Freedom of Information Act

Section 8 statement

The Reserve Bank is an exempt agency under the Freedom of Information Act 1982 in respect of documents concerning banking operations (including individual open market operations and foreign exchange dealings) and exchange control matters.

Facilities for access and Freedom of Information procedures: Inquiries under the Freedom of Information Act, including requests for access to documents, should be directed to the Secretary, Head Office, or the Managers of branches, or the Managing Director at Note Printing Australia. Applications should be accompanied by the application fee (currently $30). Facilities to inspect documents to which access has been granted are available in the Bank's branches.

Organisation and functions: The Reserve Bank is Australia's central bank. It was established by Commonwealth legislation in 1911. Its functions, powers and responsibilities are specified in the Reserve Bank Act 1959, the Banking Act 1959, the Financial Corporations Act 1974 and in Regulations made under those Acts. The Bank's organisation chart appears at the end of this Report.

Categories of documents: Lists of publications, including speeches, articles, occasional papers, information booklets, conference volumes, regular media releases and other publications, are published from time to time in the Bank's monthly Bulletin. Other documents held by the Bank are in the form of working notes and files covering policy and operational matters, statistical data, personnel, premises and general administration.


Eight requests for access to documents under the Act were received in 1995/96, compared with four in the previous year.

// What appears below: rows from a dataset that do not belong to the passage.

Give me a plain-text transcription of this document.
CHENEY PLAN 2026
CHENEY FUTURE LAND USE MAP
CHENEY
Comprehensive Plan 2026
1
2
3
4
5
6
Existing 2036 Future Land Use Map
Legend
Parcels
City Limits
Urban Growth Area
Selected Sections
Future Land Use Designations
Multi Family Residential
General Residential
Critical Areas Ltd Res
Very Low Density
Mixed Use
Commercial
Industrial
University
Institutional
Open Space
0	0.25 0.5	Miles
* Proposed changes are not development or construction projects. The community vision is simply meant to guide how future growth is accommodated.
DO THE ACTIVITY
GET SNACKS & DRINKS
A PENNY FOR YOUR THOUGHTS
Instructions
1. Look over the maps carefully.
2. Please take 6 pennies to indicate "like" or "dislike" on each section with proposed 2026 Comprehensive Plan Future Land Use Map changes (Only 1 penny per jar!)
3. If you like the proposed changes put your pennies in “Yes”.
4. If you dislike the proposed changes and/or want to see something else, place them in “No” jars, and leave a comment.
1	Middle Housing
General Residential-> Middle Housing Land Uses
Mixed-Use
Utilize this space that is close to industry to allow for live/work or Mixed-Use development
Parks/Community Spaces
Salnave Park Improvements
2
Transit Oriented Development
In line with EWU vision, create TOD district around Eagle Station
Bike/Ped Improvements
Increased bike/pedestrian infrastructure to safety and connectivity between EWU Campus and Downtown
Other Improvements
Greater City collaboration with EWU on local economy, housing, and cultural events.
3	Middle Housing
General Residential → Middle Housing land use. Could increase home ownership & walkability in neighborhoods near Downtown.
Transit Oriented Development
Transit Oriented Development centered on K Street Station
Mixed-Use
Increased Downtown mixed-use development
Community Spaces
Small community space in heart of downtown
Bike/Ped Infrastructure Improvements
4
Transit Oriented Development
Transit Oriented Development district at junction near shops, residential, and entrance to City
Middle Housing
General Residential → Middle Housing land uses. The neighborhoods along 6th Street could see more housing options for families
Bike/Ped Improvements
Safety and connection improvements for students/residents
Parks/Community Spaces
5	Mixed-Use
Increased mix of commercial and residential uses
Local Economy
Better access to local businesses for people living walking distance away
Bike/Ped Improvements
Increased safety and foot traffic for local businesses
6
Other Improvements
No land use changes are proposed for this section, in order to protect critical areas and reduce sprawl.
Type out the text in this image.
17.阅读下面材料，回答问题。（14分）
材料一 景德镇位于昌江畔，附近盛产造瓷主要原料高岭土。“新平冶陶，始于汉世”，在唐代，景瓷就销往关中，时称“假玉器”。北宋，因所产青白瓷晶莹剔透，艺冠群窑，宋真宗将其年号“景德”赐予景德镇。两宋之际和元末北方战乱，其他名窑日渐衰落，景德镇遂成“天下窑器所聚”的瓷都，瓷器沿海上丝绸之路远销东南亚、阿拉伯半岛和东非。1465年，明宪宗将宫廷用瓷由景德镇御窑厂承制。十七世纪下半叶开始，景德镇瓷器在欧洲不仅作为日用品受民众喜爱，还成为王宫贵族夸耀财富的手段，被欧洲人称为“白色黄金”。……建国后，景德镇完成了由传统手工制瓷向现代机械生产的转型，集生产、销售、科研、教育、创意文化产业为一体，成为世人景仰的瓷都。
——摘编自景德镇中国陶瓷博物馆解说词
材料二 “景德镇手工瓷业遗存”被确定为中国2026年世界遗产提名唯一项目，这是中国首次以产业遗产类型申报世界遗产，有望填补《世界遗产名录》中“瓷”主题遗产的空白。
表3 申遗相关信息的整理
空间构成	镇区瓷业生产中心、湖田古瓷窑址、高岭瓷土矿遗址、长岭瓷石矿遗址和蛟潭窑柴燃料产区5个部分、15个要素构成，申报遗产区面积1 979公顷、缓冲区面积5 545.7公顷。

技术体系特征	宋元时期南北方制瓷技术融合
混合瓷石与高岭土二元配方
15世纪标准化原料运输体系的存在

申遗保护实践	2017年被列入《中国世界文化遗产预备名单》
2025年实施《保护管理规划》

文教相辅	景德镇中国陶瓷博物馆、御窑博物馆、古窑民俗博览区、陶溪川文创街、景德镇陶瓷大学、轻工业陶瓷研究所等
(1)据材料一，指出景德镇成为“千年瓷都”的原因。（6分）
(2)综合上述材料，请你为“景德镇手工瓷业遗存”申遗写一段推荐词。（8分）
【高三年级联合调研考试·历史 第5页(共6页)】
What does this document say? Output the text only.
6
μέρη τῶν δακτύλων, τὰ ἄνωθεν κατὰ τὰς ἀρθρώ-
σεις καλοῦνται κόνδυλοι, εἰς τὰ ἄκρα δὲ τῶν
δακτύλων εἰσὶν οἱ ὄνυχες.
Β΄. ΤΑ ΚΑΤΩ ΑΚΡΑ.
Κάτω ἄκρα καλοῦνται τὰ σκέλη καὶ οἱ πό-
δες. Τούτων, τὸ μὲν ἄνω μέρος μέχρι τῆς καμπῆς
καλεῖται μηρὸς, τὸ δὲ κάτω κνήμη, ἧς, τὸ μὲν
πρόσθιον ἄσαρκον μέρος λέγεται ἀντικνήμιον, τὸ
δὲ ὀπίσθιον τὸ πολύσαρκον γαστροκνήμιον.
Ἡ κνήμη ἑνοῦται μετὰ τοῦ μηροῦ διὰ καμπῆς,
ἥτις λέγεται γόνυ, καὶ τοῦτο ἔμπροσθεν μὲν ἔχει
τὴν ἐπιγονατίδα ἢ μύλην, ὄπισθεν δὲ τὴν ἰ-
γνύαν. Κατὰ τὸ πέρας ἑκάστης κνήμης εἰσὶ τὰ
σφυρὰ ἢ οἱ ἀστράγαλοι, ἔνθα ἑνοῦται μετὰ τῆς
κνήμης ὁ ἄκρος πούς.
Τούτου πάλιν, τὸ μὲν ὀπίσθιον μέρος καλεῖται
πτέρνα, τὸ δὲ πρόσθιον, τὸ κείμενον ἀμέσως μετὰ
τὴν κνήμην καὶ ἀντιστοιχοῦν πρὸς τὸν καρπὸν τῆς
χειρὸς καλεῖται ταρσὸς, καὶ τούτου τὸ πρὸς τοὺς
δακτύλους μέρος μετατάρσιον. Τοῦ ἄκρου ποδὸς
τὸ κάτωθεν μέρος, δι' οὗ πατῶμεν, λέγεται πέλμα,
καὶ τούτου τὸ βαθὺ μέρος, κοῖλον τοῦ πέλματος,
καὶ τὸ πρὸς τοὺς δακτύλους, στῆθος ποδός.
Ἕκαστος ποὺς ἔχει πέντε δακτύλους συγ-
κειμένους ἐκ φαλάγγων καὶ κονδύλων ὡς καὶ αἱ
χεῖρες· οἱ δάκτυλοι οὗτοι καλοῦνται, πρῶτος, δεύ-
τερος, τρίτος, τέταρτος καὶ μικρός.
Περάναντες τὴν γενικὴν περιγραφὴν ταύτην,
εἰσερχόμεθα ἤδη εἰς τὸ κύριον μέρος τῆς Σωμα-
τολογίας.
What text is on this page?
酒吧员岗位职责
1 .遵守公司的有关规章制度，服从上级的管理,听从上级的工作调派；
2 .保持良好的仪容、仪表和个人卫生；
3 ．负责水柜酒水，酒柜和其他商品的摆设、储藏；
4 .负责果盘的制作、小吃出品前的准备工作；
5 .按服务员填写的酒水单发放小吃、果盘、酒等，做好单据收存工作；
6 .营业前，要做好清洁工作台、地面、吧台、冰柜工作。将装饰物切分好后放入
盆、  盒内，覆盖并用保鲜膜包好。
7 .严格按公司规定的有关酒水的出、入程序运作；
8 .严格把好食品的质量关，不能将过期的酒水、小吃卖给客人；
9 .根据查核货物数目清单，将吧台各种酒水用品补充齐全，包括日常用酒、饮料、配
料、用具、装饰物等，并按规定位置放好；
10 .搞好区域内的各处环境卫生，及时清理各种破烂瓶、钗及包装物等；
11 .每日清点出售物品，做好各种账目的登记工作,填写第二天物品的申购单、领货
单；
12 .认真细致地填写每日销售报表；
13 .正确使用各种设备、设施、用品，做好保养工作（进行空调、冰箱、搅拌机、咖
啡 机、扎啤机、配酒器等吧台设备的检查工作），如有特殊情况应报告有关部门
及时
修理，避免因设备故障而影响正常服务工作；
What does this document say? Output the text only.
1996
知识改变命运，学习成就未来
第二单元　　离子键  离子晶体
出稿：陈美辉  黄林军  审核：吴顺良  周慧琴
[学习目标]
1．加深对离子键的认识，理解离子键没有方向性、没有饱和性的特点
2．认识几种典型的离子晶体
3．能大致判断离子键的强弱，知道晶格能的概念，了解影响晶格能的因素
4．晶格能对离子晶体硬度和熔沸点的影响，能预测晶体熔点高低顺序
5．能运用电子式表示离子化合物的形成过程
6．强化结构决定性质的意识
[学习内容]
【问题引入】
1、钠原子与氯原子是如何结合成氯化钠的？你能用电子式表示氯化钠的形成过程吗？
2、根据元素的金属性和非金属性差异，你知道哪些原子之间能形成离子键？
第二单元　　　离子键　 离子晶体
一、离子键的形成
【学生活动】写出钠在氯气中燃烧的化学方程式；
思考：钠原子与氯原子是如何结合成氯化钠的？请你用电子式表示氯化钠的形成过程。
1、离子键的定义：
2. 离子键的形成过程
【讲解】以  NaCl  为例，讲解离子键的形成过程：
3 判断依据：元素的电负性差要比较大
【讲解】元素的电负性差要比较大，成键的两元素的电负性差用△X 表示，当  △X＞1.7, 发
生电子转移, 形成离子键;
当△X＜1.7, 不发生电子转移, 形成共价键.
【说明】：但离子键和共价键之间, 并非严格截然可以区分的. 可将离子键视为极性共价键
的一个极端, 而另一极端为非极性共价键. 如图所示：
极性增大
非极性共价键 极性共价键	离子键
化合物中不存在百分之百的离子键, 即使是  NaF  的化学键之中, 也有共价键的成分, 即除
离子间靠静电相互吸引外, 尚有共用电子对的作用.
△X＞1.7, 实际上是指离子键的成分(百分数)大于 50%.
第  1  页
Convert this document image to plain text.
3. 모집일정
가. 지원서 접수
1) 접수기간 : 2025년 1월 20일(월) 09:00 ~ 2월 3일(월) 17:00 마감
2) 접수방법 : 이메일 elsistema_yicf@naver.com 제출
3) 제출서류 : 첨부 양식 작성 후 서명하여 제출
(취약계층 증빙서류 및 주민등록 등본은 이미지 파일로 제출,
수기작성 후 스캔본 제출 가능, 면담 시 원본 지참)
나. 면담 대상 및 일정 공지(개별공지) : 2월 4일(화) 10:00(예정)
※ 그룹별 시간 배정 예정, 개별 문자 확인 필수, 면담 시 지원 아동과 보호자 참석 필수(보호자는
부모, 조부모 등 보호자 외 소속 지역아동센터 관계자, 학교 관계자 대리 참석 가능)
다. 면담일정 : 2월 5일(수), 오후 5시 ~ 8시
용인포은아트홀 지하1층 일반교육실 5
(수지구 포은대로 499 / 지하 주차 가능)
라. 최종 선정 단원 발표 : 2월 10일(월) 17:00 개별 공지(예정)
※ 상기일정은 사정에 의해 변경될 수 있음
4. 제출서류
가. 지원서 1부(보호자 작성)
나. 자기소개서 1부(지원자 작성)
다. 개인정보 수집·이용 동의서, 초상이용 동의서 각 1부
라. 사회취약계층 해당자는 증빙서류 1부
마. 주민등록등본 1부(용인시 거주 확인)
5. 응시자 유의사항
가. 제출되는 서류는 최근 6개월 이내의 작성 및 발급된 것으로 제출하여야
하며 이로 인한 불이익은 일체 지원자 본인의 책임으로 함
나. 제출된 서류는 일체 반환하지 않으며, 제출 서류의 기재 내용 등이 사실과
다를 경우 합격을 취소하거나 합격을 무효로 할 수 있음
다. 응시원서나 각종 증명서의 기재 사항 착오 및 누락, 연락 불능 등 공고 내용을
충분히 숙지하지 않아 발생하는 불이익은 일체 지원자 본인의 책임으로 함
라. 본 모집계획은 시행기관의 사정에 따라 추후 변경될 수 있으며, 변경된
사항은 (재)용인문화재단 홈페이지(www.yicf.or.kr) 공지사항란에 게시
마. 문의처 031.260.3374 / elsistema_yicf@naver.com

Details for the latest year are set out below:

Requests received
On hand at 1 July 1995 1
Received during year 8
Action on requests
Access granted in full 3
Access granted in part 2
Access refused 3
Requests withdrawn or lapsed
Current at 30 June 1996 1
Internal review
Applications 1
Review by Administrative Appeals Tribunal
Outstanding at 1 July 1995
New applications 1

The cost to the Bank of administering the Act in 1995/96 is estimated to have been approximately $32,800, compared with approximately $28,200 in the previous year.